Here are more blurbs other people wrote:


PRATHNA LOR: "reading this book made me feel itchy"


KEN BAUMANN: "PRETEND I AM THERE BUT VERY LITTLE made me physically shake at times. I never felt scared, though. Something written in the book would seem too familiar, and I would shake. This happened many times. I really like this book."


BRADLEY SANDS: "Everybody likes stories about a boy and his dog, a girl who may only exist within the imagination of an email spammer, and a house with secret rooms that may not be real. I would doubt the existence of anyone who did not like these things. Therefore, I doubt there is anyone alive who would not like Blake Butler's Pretend I Am There But Very Little."

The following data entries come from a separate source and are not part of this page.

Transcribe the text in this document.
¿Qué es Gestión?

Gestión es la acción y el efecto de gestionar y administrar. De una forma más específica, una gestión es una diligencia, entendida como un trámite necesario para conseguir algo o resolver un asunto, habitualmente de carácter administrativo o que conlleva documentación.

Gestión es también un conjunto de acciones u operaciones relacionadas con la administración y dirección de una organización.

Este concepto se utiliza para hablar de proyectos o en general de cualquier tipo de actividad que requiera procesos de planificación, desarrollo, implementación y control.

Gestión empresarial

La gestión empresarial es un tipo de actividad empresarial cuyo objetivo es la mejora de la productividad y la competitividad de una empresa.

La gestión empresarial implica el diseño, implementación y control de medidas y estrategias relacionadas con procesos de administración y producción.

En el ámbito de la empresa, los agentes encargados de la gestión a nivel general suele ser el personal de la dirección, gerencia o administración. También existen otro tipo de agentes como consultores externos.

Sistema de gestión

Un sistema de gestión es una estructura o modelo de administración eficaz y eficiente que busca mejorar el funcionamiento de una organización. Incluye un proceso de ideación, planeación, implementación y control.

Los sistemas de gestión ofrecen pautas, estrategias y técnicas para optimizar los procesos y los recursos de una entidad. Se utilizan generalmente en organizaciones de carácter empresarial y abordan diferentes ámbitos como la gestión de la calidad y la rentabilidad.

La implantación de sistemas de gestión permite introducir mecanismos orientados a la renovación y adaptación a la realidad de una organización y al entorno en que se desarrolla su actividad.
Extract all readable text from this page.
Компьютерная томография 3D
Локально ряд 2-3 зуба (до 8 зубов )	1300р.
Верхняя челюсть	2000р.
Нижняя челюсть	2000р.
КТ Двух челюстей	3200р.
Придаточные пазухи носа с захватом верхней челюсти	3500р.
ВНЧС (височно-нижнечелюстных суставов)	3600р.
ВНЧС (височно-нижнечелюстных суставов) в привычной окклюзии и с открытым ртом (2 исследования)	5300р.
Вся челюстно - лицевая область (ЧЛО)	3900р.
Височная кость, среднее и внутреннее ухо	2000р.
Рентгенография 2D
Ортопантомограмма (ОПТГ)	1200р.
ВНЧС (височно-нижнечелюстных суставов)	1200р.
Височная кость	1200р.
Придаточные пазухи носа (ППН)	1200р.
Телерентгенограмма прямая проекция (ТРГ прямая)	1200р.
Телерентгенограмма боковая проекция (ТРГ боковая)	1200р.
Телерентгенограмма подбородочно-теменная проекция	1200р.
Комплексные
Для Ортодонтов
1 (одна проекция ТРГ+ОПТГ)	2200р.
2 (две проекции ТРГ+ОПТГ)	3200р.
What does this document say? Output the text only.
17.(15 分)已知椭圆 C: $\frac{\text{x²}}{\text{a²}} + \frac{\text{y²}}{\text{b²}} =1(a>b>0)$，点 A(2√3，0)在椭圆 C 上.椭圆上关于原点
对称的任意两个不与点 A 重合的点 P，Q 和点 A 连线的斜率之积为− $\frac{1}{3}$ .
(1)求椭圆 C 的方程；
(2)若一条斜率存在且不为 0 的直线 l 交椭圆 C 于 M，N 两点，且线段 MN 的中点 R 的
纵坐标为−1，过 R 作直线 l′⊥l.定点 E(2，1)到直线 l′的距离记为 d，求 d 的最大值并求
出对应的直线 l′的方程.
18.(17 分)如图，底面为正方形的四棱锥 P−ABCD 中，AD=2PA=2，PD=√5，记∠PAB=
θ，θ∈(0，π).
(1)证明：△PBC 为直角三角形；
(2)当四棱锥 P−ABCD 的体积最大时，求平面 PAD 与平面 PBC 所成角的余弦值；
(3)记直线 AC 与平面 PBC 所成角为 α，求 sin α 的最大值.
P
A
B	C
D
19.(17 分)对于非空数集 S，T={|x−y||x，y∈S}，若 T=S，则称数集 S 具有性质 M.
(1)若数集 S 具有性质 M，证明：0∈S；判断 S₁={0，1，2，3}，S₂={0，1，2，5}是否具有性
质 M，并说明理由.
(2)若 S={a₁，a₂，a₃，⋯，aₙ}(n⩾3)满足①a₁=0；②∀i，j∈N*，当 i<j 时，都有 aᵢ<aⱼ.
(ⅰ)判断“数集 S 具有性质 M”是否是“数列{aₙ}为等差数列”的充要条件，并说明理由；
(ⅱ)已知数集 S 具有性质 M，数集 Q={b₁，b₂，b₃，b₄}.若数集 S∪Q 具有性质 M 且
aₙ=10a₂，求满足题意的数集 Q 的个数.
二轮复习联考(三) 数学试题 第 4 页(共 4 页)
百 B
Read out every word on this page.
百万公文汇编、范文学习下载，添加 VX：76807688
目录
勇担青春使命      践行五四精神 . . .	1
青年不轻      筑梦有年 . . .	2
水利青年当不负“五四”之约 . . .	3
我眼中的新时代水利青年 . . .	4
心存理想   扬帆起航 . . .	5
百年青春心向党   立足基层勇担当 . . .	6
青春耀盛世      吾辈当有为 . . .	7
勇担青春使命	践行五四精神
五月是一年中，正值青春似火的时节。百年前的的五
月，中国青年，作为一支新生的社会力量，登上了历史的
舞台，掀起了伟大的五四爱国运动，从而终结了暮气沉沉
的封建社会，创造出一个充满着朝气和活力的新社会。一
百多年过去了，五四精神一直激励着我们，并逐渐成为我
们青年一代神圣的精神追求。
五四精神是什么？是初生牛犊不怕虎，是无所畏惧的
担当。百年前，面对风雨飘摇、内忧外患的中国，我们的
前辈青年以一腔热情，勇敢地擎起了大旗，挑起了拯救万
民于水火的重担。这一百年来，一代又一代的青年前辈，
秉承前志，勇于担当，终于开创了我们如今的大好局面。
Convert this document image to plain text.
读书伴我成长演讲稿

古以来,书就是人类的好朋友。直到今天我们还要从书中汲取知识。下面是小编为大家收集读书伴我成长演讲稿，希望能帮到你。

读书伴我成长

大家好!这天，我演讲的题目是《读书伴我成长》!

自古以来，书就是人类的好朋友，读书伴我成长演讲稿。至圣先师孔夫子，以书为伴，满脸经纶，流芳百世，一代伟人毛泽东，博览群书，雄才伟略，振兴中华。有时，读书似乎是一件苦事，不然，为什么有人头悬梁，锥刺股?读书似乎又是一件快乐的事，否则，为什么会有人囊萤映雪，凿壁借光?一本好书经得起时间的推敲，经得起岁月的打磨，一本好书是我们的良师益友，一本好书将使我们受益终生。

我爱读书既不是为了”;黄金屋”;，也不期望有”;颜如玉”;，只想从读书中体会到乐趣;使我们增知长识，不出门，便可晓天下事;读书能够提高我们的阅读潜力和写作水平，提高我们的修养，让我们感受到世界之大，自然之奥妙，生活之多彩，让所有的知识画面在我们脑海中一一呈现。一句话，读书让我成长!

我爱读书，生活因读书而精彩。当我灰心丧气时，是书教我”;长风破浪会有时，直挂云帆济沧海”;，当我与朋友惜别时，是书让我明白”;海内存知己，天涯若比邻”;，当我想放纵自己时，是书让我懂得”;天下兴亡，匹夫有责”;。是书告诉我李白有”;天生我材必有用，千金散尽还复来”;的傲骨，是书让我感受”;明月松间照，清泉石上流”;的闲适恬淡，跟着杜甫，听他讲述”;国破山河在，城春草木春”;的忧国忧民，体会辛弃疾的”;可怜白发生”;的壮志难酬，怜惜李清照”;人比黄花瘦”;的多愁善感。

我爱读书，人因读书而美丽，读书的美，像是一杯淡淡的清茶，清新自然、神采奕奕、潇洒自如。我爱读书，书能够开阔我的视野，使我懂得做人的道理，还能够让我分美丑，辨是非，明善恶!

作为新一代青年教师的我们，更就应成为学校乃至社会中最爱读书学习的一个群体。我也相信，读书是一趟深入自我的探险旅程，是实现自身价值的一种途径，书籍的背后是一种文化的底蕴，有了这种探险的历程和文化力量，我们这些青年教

SHANE JONES: "PRETEND I AM THERE BUT VERY LITTLE has everything I like in a story. It's funny, it's strange, the language snaps. It also has something that is hard to fit into a blurb and that I have found with most of Blake Butler's writing in that it fucks you up to a certain extent. I like this feeling very much and I'm thankful that Blake Butler has written this lovely little ebook."

That's a lot of words. Shit.

Thanks to everyone and thanks for reading the ebook when you can.

12 comments:

Ken Baumann said...

blake: yes. i read it again. i really really like this. great job to all. i will buy a hardcopy soon.

brandon said...

i liked that

Prathna Lor said...

fancy interface

BLAKE BUTLER said...

thank you ken and brandon.

prathan, yes issuu is awesome and free.

BLAKE BUTLER said...

sorry prathna

Michael Kimball said...

This is great, Blake (and Adam).

BLAKE BUTLER said...

thank you michael.

tammy said...

I printed out your book and read it during lunch. I'm glad I wasn't eating spaghetti (had a veggie & cheese sandwich from Subway). After I finished the book, I left Subway and drove over to the bank. I never think to go to the bank but the person in front of me was turning, so I did too. I was the only car at the drive-up ATM. After the computer asked me if I wanted to continue, I chose yes, and then a dog barked. It was a loud, yelping kind of bark (and only once). Definitely not coming from a trunk.

Your book is awesome.

BLAKE BUTLER said...

tammy, all of this makes me very happy. thank you.

Matt Bell said...

"Another room contained a baby and a sea."

I seriously cannot get this sentence out of my mind. I'm just wandering around my house thinking it over and over. It is not making me feel like a person with an abundance of mental health.

Great fucking work here, Blake. One of my favorite things I've read of yours.

BLAKE BUTLER said...

thanks matt i feel good

sasha fletcher said...

so it's over a year later, and i just wanted to say again how much i love this book. that's it. that's all.